Democratic presidential candidate Hillary Clinton, who has a large fan following in the Indian-American community, greeted Hindus, Sikhs, Buddhists, and Jains across the world on the occasion of Diwali. "On Sunday, nearly a billion Hindus, Jains, Sikhs, and Buddhists around the world — including more than two million Americans — will celebrate Diwali, the festival of lights. For members of these faiths, lighting the lamp (the diya) is a reminder that light prevails over darkness, knowledge over ignorance, and good over evil," Clinton said.
"Here in the United States, it is a tribute to the Indian American community that Diwali is celebrated with such beauty and joy.
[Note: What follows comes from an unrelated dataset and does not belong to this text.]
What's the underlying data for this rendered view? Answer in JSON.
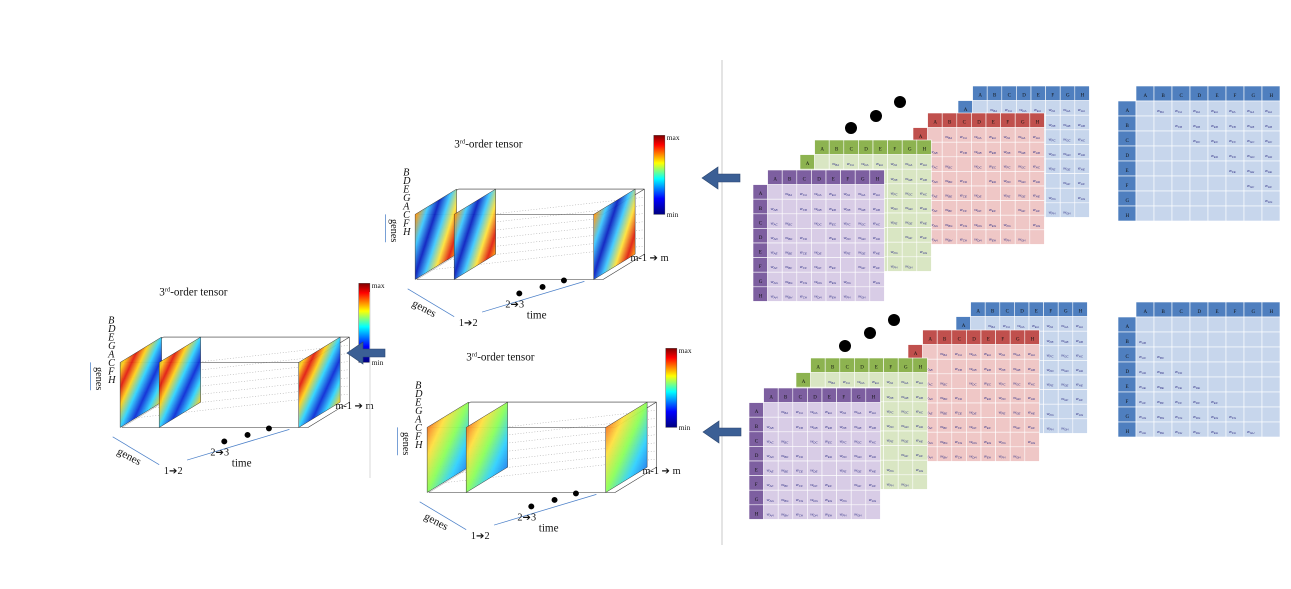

Regardless of our personal faith, Diwali reminds us that diversity is one of our greatest strengths as a nation, that light prevails over darkness, and that dharma — righteousness or goodness — must guide us toward a better tomorrow," Clinton said.
"If I have the honour of serving as president, I will be committed to building an administration that reflects such diversity, including continuing White House celebrations of Diwali," she said. "To those of you celebrating this joyous occasion, I wish you and your loved ones a Happy Diwali and Saal Mubarak," Clinton said in a statement.
There was no such statement from her Republican rival Donald Trump, whose daughter-in-law, Lara Trump, had celebrated Diwali at a Hindu temple in Virginia last week, reports PTI.
In a joint statement, the Republican National Committee (RNC) Chairman Reince Priebus and Co-chair Sharon Day said as Republicans, they continue to support religious freedom across the country so that all Americans can continue to share these great traditions with the communities.
"Diwali marks a special time as our friends and neighbours of Hindu, Jain, and Sikh faiths celebrate this year's Festival of Lights," said Chairman Priebus. "During this celebration, we are not only reminded of the traditions that many immigrants bring that make our country more strong and more diverse but also of the many blessings we have in our daily lives," he added.
"From the music to the feasts, to the remembrance of Bandi Chhor Divas, a Sikh festival celebrating emancipation from religious persecution, Diwali also serves as a time for families to contemplate the past year, and what they look forward to in the future," the joint statement said.
For the first time, the UN building lit up to celebrate the festival of lights. The iconic building, situated in Manhattan, New York, had 'Happy Diwali' prominently written on it, with a diya below it.
India's Envoy to the Permanent Mission to UN Syed Akbaruddin, told India Today, "Diwali symbolises the triumph of good over evil. UN is a force for good globally. We are thankful to the President of General Assembly Peter Thompson of Fiji who understands the relevance of Diwali in a multicultural environment and society."